A senior Russian official told The Sunday Times that Russia will not fulfill a deal to sell advanced S-300 anti-aircraft missiles to Syria
for fear they could fall into the wrong hands and be used to attack civilian aircraft at Israel's main airport.
In return, he told the British newspaper, the Russians expected Israel
to refrain from further airstrikes on Syria.
Israeli government officials dismissed the report. "This story is detached from reality. A fairytale. There was no agreement or understanding achieved between Putin and Netanyahu. That's another piece of fantasizing," one of the officials told Ynet.
"It's likely there would be a great deal of foot-dragging by the Russians, who would use it as a bargaining chip without following through with the deal. Only time will tell," he said.
The Russian official told The Sunday Times, “We are very much concerned about this; the large Russian community in Israel is a major factor in our attitude to Israel, and we will not let this happen."
According to the report, the deal was apparently struck at a "tense" meeting this month between Prime Minister Benjamin Netanyahu
and President Vladimir Putin in the Black Sea resort of Sochi.
Netanyahu, with his national security adviser, Ya’akov Amidror, is said to have explained that if the missiles fell into the hands of rebel groups opposed to Israel, planes taking off or landing from Ben Gurion Airport would be within their 125-mile range, The Sunday Times reported.
Syria signed a contract to buy four S-300 systems in 2010. The deal is worth a reported $800 million. At the request of Israel, Russia
postponed delivery of the first batch last year.
S-300 missile (Photo: AFP)
The Sunday Times said that after the alleged Israeli raid on targets near Damascus earlier this month, the Russians were furious, and Sergey Lavrov, the foreign minister, said the contract would go ahead.

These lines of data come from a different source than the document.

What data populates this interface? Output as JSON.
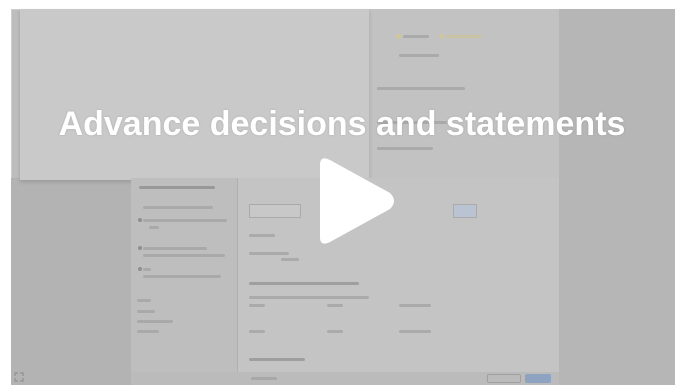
{
  "video": {
    "title": "Advance decisions and statements",
    "play_icon": "play-icon"
  },
  "colors": {
    "overlay_text": "#ffffff",
    "play_button": "#ffffff",
    "background_dim": "#bdbdbd",
    "footer_primary_button": "#8ea3c2"
  }
}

The Russians are now said to be convinced that Israel plans no further attacks, according to the report.
Netanyahu (L) and Putin during meeting in Sochi (Photo: EPA)
“It will take months to manufacture the missiles and to assemble them into an integrated operating system,” Ruslan Aliev, a Russian weapons researcher, told the newspaper.
In addition, Syrian troops would have to fly to Russia to train on the missiles because it would be impractical to send experts into the Syrian conflict zone, he said.
According to the report, there are also doubts whether Syria, battered by more than two years of conflict, still has the means to pay.
Russia had previously cancelled the shipment of high-altitude Mig-31E interceptor jets to Syria and the supply of the Iskander-E tactical ballistic missiles.
The Russian official told The Sunday Times his country’s primary aim was to keep Syria as a single entity. Damascus has agreed in principle to attend an international peace conference scheduled to be held in Geneva
“The Syrians are willing to arrive without preconditions, but so far the rebels are insisting that President Bashar Assad must step down as a precondition. This is unacceptable, and we’re waiting for the US to solve this problem with the rebels,” said the official.
The official said that Russia had no plans to provide refuge for Assad in Moscow. “We are telling the West: if Assad agrees to go we’ll accept it, of course. But we’re not going to suggest this to him. We’ll not give him asylum in Russia, as he will be wanted for sure for a trial at the Hague.”
The official further told The Sunday Times that although Assad had made some progress against the rebels in recent months, it would be “an illusion to think that Assad
will be able to put down the uprising.”